Nach dem derzeitigen Stand der weltweiten Bemühungen um den Biodiversitätsschutz können nur 2 der 20 im strategischen Plan zum Biodiversitätsschutz vereinbarten Ziele bis 2020 überhaupt erreicht werden. Erhebliche Anstrengungen werden vonnöten sein, damit die internationale Staatengemeinschaft ihren eigenen Ansprüchen genügt.

Dennoch sahen Schweizer Umweltverbände wie Pro Natura, BirdLife Schweiz, Public Eye und WWF Schweiz "neue Impulse zur Rettung der Biodiversität", die von wichtigen Beschlüssen der Konferenz ausgingen. Beispielsweise einigte sich die Staatengemeinschaften darauf, dass der Strategische Plan zum Schutz der Biodiversität 2020 deutlich schneller und engagierter umgesetzt werden müsse. Die 20 Ziele des Plans müssen in politisch verbindliche nationale Aktionspläne zum Schutz der Biodiversität übersetzt werden. Land- und Forstwirtschaft sollen nachhaltig erfolgen und den Belangen der Biodiversität Rechnung tragen. Schädliche Subventionen müssen abgebaut, Dünger und Pestizide so wenig wie möglich benutzt, und agrarökologische Ansätze verfolgt werden. Ein umstrittener Vorstoss der EU und Brasiliens, vor dem Hintergrund der wachsenden Weltbevölkerung eine "Nachhaltige Intensivierung" der Landwirtschaft zu fördern, wurde bei der Konferenz erfolgreich abgewehrt, berichten die Verbände. Auch ein Plan für die Reduzierung der Plastikverschmutzung in den Weltmeeren wurde entwickelt. Darüber hinaus habe die Konferenz einen "ersten Schritt" gemacht, um Schlupflöcher im System für eine gerechte Aufteilung des Gewinns aus der Nutzung genetischer Ressourcen (Nagoya Protokoll) zu stopfen.

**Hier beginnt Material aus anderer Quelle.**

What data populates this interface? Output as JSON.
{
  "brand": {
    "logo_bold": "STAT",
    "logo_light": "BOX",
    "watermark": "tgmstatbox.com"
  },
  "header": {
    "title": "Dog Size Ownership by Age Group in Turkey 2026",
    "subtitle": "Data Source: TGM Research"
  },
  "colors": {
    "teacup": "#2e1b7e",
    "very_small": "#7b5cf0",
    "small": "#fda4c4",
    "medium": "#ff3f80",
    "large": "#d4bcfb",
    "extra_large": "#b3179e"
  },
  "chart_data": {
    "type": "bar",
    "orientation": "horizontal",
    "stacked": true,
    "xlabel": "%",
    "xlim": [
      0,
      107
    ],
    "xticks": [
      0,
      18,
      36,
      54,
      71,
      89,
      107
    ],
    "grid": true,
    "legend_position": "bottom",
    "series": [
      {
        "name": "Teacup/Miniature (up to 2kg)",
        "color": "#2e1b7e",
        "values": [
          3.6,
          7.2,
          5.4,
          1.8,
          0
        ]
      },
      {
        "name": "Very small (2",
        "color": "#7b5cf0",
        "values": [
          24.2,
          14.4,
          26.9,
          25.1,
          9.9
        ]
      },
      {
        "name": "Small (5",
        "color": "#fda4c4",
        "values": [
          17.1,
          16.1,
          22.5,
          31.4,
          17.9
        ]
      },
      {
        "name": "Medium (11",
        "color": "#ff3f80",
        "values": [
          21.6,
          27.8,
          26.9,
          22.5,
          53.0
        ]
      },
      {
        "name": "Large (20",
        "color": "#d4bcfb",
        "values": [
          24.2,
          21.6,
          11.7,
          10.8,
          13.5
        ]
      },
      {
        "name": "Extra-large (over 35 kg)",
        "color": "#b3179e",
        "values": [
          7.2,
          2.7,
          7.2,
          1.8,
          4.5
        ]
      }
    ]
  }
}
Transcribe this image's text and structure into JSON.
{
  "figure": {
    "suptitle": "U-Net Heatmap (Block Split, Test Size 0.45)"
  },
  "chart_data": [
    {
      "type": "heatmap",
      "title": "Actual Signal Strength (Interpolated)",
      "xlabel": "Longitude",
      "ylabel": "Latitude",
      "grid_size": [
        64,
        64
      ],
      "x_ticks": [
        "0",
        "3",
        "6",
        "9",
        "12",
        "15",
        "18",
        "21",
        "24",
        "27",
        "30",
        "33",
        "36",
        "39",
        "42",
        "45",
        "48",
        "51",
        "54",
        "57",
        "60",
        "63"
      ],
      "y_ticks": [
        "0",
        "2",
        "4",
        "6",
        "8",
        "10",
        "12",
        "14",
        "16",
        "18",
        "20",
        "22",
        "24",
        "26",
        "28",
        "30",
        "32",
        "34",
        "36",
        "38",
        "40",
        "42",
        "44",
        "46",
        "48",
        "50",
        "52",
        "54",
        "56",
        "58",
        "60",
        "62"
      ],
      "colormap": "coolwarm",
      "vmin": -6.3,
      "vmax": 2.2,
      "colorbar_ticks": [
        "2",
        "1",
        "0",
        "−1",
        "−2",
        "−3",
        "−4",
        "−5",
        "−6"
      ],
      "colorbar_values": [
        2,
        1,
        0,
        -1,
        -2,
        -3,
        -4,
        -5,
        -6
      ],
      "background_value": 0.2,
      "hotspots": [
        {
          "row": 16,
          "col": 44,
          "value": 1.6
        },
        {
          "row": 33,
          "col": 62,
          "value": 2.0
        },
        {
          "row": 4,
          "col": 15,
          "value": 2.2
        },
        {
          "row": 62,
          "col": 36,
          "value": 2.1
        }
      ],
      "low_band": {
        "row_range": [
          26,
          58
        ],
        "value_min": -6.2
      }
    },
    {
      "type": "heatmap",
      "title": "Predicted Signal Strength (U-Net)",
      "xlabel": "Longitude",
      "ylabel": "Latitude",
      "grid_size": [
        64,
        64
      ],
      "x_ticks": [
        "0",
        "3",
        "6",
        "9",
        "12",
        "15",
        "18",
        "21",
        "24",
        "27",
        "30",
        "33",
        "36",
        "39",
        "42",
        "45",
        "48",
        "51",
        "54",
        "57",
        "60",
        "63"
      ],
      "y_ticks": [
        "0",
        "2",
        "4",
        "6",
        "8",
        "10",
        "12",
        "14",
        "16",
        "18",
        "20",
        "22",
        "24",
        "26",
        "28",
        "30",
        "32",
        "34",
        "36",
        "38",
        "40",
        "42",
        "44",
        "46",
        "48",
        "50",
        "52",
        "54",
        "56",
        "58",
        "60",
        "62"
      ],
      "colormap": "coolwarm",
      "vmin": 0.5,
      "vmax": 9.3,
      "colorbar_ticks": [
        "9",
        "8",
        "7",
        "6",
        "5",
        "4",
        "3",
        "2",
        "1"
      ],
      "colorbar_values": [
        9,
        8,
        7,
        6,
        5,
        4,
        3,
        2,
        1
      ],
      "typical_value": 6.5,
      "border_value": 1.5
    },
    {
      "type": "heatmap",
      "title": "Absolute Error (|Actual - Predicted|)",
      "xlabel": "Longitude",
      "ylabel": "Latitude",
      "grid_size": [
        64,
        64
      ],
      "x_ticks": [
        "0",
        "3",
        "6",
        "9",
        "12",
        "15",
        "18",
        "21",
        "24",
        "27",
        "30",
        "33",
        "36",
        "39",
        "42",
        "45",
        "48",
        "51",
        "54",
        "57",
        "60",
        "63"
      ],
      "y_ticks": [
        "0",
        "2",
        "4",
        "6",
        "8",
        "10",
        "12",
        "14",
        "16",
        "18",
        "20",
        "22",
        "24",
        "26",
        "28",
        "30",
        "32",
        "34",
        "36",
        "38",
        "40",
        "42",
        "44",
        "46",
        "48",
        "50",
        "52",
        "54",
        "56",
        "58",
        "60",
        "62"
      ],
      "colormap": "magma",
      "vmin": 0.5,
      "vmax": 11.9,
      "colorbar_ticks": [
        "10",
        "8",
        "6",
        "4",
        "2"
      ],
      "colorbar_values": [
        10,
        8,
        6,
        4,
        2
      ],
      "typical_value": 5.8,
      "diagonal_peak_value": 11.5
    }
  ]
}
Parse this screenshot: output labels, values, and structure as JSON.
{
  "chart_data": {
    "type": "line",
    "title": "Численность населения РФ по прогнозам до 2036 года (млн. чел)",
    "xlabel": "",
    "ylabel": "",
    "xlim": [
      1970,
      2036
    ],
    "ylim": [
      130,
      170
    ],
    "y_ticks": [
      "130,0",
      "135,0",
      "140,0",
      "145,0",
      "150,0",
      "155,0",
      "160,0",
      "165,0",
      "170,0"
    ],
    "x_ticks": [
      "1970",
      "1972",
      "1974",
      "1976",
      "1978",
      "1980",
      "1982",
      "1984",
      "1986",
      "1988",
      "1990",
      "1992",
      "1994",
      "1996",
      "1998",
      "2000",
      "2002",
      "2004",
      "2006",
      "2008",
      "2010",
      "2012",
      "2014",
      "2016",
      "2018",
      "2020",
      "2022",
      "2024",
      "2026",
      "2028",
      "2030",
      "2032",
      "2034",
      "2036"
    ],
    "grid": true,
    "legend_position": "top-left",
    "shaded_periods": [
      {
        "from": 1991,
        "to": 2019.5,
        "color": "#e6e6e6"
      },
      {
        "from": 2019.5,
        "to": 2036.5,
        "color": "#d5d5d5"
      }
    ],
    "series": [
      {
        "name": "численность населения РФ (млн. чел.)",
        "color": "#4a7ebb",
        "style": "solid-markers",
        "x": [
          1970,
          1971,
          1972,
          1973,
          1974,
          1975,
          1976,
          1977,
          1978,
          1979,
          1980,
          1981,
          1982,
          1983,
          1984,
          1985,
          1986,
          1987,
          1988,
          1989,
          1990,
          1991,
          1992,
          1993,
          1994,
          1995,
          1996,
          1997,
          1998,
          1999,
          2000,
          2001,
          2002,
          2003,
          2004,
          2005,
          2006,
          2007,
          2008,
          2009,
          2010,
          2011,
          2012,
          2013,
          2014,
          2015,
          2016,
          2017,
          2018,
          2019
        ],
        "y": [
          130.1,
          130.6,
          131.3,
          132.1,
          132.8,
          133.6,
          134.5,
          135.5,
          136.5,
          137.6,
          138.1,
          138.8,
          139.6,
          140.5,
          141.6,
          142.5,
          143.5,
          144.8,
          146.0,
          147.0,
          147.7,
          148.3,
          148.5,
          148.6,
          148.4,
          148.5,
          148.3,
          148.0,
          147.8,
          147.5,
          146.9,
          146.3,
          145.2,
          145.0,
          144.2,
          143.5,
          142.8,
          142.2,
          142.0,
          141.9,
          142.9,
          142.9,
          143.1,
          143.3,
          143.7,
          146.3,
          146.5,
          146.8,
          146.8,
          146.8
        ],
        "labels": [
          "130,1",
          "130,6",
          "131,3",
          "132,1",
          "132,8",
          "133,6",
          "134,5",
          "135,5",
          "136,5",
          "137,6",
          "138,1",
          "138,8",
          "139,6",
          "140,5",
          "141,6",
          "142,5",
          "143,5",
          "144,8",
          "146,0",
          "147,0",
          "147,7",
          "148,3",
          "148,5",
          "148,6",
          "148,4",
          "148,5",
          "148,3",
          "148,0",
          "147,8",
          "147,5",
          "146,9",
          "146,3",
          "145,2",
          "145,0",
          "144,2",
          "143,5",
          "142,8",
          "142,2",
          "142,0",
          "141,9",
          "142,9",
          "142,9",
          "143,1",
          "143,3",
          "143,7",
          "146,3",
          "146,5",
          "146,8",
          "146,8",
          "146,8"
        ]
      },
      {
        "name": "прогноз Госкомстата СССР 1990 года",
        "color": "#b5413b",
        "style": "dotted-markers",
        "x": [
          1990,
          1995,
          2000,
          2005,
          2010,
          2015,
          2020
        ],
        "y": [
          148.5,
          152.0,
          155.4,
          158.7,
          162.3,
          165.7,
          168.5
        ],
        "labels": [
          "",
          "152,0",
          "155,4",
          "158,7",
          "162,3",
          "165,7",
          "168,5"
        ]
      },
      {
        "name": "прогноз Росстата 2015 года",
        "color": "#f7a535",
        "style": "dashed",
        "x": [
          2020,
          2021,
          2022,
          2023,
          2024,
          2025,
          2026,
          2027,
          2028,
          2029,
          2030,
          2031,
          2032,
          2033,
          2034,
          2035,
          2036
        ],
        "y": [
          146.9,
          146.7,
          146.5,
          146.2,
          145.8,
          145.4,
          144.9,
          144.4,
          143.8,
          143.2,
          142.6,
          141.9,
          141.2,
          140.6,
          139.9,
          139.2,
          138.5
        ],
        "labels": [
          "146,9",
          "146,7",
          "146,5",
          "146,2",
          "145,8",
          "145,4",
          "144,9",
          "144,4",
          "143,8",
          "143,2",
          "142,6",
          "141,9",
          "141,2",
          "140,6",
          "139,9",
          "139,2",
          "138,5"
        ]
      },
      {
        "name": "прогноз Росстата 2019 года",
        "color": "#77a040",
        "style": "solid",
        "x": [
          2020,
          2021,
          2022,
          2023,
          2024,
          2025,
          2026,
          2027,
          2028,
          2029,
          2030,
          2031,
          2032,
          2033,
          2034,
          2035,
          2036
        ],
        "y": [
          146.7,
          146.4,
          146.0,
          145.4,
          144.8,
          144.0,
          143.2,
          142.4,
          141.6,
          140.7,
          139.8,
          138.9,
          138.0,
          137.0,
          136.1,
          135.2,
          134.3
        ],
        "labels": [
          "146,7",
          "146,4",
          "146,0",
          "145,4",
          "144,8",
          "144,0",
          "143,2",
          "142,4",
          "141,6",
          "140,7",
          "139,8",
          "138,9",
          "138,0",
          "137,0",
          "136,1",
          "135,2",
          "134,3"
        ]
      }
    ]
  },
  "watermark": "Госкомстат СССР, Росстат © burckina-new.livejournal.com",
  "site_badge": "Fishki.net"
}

Diejenigen, die mit genetischen Ressourcen einen Gewinn erzielen, müssten etwas an die Ursprungsländer zurückgeben. Umstritten blieb, ob dies auch für die betreffenden genetischen Informationen gilt.

Der BUND reagierte ernüchtert: "Beim Schutz unverzichtbarer Lebensräume wie Regenwälder, Korallenriffe, Flussauen oder Moore muss die Weltgemeinschaft mehr tun. Dem globalen Massensterben vieler Tier- und Pflanzenarten, insbesondere auch von Insekten, muss endlich wirksam begegnet werden", sagte der BUND-Vorsitzende Hubert Weiger.

Weiger lobte die Gründung der "Koalition der Willigen" aus europäischen und lateinamerikanischen Staaten, um den Schutz von Bestäuberinsekten wie Bienen voranzutreiben. Deutschland müsse sich international für eine Abkehr vom Pestizideinsatz einsetzen, forderte der BUND. "Erforderlich ist ein sofortiges Verbot von biodiversitätsschädigenden und insektengefährdenden Pestiziden wie Glyphosat und Neonikotinoiden", sagte Weiger. 90 Prozent der wild blühenden Pflanzenarten und 75 Prozent der Nahrungspflanzen seien auf die Bestäubungsleistung von Insekten angewiesen.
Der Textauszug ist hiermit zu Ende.